CI uploads the whole reports/ directory as an artifact and posts combined-test-report.md as a sticky PR comment.


Coverage

Coverage is on by default and can be disabled per-run with --no-coverage (pre-commit and quick local runs typically disable it).

Each group gets its own COVERAGE_FILE so parallel pytest invocations don't trample each other. After all groups complete, the rig runs coverage combine + coverage xml + coverage html.

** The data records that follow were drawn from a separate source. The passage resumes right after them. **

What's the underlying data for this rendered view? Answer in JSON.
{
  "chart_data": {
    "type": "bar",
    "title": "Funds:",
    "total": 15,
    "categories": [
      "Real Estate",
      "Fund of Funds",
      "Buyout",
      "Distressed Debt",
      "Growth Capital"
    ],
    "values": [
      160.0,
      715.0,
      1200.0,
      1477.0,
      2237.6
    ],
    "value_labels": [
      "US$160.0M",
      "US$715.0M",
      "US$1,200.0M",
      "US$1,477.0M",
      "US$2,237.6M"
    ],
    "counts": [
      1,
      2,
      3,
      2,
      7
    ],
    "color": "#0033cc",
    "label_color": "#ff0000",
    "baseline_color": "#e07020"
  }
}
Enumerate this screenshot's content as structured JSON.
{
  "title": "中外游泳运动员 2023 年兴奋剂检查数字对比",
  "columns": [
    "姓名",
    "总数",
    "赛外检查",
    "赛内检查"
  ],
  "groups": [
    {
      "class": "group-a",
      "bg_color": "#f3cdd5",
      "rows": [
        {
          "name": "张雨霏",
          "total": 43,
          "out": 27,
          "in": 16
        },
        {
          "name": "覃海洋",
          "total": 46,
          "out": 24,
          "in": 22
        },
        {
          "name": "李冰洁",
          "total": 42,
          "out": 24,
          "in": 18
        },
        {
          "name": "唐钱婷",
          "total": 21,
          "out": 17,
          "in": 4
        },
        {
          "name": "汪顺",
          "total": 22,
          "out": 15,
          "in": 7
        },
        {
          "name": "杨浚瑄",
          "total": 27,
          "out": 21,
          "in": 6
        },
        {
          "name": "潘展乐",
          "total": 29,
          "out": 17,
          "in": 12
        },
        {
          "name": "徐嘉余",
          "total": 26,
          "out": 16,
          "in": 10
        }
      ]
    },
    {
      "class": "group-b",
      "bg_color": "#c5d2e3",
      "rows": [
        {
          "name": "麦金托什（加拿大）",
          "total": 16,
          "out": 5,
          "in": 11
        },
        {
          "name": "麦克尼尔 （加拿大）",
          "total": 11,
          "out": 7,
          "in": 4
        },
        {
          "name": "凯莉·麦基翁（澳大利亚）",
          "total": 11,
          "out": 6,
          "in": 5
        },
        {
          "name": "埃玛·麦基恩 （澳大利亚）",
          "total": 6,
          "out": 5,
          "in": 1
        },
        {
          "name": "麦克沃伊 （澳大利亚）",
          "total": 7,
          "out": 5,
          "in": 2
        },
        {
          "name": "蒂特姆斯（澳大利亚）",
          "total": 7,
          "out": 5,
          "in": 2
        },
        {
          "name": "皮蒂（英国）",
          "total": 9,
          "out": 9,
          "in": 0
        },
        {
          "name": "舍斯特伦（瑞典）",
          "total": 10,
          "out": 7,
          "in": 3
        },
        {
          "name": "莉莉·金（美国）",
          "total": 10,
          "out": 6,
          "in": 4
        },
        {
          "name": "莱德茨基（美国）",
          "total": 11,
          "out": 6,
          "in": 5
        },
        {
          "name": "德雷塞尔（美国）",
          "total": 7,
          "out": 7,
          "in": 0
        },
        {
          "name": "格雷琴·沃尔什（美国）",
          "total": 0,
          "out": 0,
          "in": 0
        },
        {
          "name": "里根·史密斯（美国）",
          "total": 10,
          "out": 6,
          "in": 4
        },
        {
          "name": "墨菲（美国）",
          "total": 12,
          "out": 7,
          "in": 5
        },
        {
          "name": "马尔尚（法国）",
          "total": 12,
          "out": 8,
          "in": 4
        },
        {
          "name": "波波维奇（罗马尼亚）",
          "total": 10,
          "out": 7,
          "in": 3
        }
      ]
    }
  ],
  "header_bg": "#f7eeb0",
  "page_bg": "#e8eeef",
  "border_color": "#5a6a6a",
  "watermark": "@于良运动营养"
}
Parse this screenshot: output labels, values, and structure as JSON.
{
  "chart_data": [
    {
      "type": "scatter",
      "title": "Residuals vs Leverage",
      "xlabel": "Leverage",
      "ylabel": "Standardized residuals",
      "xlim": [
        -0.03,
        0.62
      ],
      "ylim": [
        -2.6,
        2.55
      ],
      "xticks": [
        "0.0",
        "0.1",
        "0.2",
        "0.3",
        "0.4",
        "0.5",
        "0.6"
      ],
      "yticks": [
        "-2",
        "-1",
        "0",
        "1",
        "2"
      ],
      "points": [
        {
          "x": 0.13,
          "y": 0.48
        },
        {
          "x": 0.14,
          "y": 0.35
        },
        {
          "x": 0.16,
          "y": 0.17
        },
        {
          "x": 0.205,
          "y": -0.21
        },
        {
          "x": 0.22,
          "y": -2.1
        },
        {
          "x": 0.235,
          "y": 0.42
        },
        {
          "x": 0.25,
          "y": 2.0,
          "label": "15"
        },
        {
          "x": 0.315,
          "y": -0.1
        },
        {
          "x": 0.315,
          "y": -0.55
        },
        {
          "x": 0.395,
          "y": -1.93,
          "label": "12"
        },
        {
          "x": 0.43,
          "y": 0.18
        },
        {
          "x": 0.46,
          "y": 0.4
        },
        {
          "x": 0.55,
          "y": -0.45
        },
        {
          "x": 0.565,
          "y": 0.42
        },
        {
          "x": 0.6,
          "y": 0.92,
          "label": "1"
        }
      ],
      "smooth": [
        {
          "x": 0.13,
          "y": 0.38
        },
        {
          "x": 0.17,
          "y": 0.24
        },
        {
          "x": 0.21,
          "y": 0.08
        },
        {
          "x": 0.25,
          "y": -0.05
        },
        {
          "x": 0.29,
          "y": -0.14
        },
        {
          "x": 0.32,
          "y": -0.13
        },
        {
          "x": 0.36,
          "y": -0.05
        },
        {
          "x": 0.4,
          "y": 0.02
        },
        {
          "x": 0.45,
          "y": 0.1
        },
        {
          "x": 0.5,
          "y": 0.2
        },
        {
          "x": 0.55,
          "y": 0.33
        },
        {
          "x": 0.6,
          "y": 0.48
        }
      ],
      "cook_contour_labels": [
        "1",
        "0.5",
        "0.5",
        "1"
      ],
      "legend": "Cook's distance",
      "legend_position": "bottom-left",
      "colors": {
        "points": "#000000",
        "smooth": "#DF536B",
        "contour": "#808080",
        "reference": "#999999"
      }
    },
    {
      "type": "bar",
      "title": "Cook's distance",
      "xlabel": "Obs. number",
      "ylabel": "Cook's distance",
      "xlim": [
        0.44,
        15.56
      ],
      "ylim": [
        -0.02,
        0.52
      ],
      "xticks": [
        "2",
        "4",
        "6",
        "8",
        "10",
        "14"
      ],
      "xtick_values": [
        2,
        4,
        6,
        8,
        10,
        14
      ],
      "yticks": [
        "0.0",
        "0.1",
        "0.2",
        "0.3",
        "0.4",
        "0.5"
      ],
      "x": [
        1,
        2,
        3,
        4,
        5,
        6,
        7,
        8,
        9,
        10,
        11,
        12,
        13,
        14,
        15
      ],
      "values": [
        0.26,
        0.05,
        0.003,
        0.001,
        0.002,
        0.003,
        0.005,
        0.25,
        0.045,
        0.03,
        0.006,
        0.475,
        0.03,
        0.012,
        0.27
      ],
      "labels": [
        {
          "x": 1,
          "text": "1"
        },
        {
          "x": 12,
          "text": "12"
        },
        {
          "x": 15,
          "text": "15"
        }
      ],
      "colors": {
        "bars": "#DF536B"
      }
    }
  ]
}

We do not chase 100% coverage. The bar is critical-path coverage; the rig's job is to make gaps and regressions visible, not to enforce a number.


Branch policy

The rig itself has no branch awareness. Branch behavior is enforced in GitHub Actions, not in the rig:

  • On main, each tier runs in its own step (tox -e unit then tox -e integration, then tox -e e2e in the slow lane). Each invocation passes --fail-on-critical-gap --update-baseline. The rig merges (rather than overwrites) covered paths into previous-summary.json so the second tier's run preserves the first tier's coverage.
  • On PRs, the same tiered steps run without --fail-on-critical-gap, so gaps are visible but don't block.
  • The e2e workflow only runs on main, on PRs labeled run-e2e, on nightly cron, or via manual dispatch.

Developers can scope local runs however they like via positional args, --from-file .test-selection, --tier, or --changed-only.


Adding tests

Where it goes What kind of test
backend/<app>/tests/, workers/tests/, unstract/<lib>/tests/, ... Unit tests for that service.
tests/integration/<area>/ Cross-service tests that need real infra but not the full platform.
tests/e2e/<flow>/ HTTP-level tests against a running platform.
tests/e2e/hurl/ Hurl-based HTTP suites.

After adding tests, either:

  1. Reuse an existing group whose paths already cover your file, or
  2. Add a new group to groups.yaml (and, if relevant, a critical_paths.yaml entry that lists it in covered_by).

Validate with python -m tests.rig validate before pushing.


Common commands cheat sheet

# Discovery
python -m tests.rig list-groups
python -m tests.rig list-critical-paths
python -m tests.rig expand e2e-workflow
python -m tests.rig validate

# Running
tox -e unit                                        # all unit groups
tox -e e2e -- e2e-smoke                            # one e2e group
tox -e groups -- unit-backend unit-workers         # multiple groups
tox -e groups -- --from-file .test-selection       # opt-in file
tox -e groups -- --changed-only                    # diff vs origin/main
tox -e groups -- all --no-coverage                 # everything, fast

# Platform control (manual)
python -m tests.rig platform up --runtime compose
python -m tests.rig platform down

# Re-aggregate existing reports
python -m tests.rig report combine